„Viel falsch gemacht“: Putin geht deutlich zu Assad auf Distanz

„Viel falsch gemacht“
Putin geht deutlich zu Assad auf Distanz

Vor drei Jahren bezeichnete Wladimir Putin den Plan noch als „Witz“. Nun bringt Russlands Präsident selbst russisches Asyl für den syrischen Machthaber Baschar al-Assad ins Spiel. Hält Moskau noch am Assad-Regime fest?

BerlinDer russische Präsident Wladimir Putin ist zum syrischen Machthaber Baschar al-Assad deutlich auf Distanz gegangen. Assad habe im Laufe des Bürgerkriegs „viel falsch gemacht“, sagte Putin der „Bild“-Zeitung (Dienstagsausgabe). Die Zeit sei „noch nicht reif“, um über eine Asyl-Lösung für Assad zu sprechen. Zugleich schloss er aber Asyl für Assad im Falle eines Machtwechsels in Damaskus nicht aus.

Es sei „sicherlich schwieriger“ gewesen, dem ehemaligen US-Geheimdienstmitarbeiter Edward Snowden in Russland Asyl zu gewähren „als es im Fall von Assad wäre“, sagte Putin. Zunächst müsse aber die syrische Bevölkerung abstimmen. Danach werde sich zeigen, „ob Assad selbst bei einer Wahlniederlage sein Land verlassen müsste“.

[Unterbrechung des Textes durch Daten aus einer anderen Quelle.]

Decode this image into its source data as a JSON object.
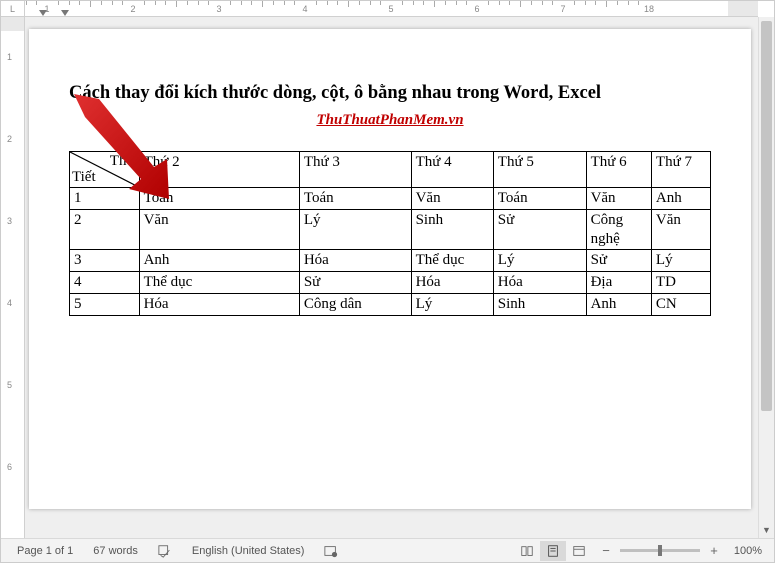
{
  "ruler": {
    "corner": "L",
    "hlabels": [
      "1",
      "2",
      "3",
      "4",
      "5",
      "6",
      "7",
      "18"
    ],
    "vlabels": [
      "1",
      "2",
      "3",
      "4",
      "5",
      "6"
    ]
  },
  "document": {
    "title": "Cách thay đổi kích thước dòng, cột, ô bằng nhau trong Word, Excel",
    "subtitle": "ThuThuatPhanMem.vn",
    "table": {
      "header_top": "Thứ",
      "header_left": "Tiết",
      "cols": [
        "Thứ 2",
        "Thứ 3",
        "Thứ 4",
        "Thứ 5",
        "Thứ 6",
        "Thứ 7"
      ],
      "rows": [
        {
          "n": "1",
          "cells": [
            "Toán",
            "Toán",
            "Văn",
            "Toán",
            "Văn",
            "Anh"
          ]
        },
        {
          "n": "2",
          "cells": [
            "Văn",
            "Lý",
            "Sinh",
            "Sử",
            "Công nghệ",
            "Văn"
          ]
        },
        {
          "n": "3",
          "cells": [
            "Anh",
            "Hóa",
            "Thể dục",
            "Lý",
            "Sử",
            "Lý"
          ]
        },
        {
          "n": "4",
          "cells": [
            "Thể dục",
            "Sử",
            "Hóa",
            "Hóa",
            "Địa",
            "TD"
          ]
        },
        {
          "n": "5",
          "cells": [
            "Hóa",
            "Công dân",
            "Lý",
            "Sinh",
            "Anh",
            "CN"
          ]
        }
      ]
    }
  },
  "status": {
    "page": "Page 1 of 1",
    "words": "67 words",
    "lang": "English (United States)",
    "zoom": "100%"
  }
}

Die Bundesregierung hatte bereits 2012 die Aufnahme Assads in Russland ins Spiel gebracht, doch hatte Moskau die Idee, ihm Asyl zu gewähren, damals als „Witz“ zurückgewiesen. Putin sagte nun, er sei der Meinung, „dass Präsident Assad viel falsch gemacht hat im Laufe dieses Konflikts“. Der Konflikt hätte aber „niemals eine solche Größe gewonnen, wenn er nicht von außerhalb Syriens befeuert würde – mit Waffen, Geld und Kämpfern“.

Damit der Konflikt in Syrien nicht so ende wie die im Irak und in Libyen, sollte alles daran gesetzt werden, „die legitimen Machthaber in Syrien zu stützen“, sagte Putin, der seit Beginn des Bürgerkriegs 2011 eine der wichtigsten Stützen Assads ist. Dennoch könne nicht „alles beim Alten bleiben“, räumte Putin ein und sprach sich für eine Verfassungsreform und vorgezogene Präsidentenwahlen aus. Zugleich bekräftigte er, das syrische Volk solle entscheiden, „wer das Land in Zukunft regieren soll“.

„Assad bekämpft nicht die eigene Bevölkerung, sondern diejenigen, die bewaffnet gegen die Regierung vorgehen“, sagte Putin. Russland hatte Ende September begonnen, mit Luftangriffen massiv auf der Seite Assads in den Bürgerkrieg einzugreifen.

Der UN-Sicherheitsrat beschloss im Dezember einen Friedensfahrplan für Syrien. Er sieht Friedensverhandlungen und eine Feuerpause möglichst bereits ab Januar vor. Verhandlungen von „Vertretern der syrischen Regierung und der Opposition“ über einen politischen Übergangsprozess sollen innerhalb von 18 Monaten in Wahlen münden. Seit Beginn des Bürgerkriegs in Syrien wurden rund 260.000 Menschen getötet.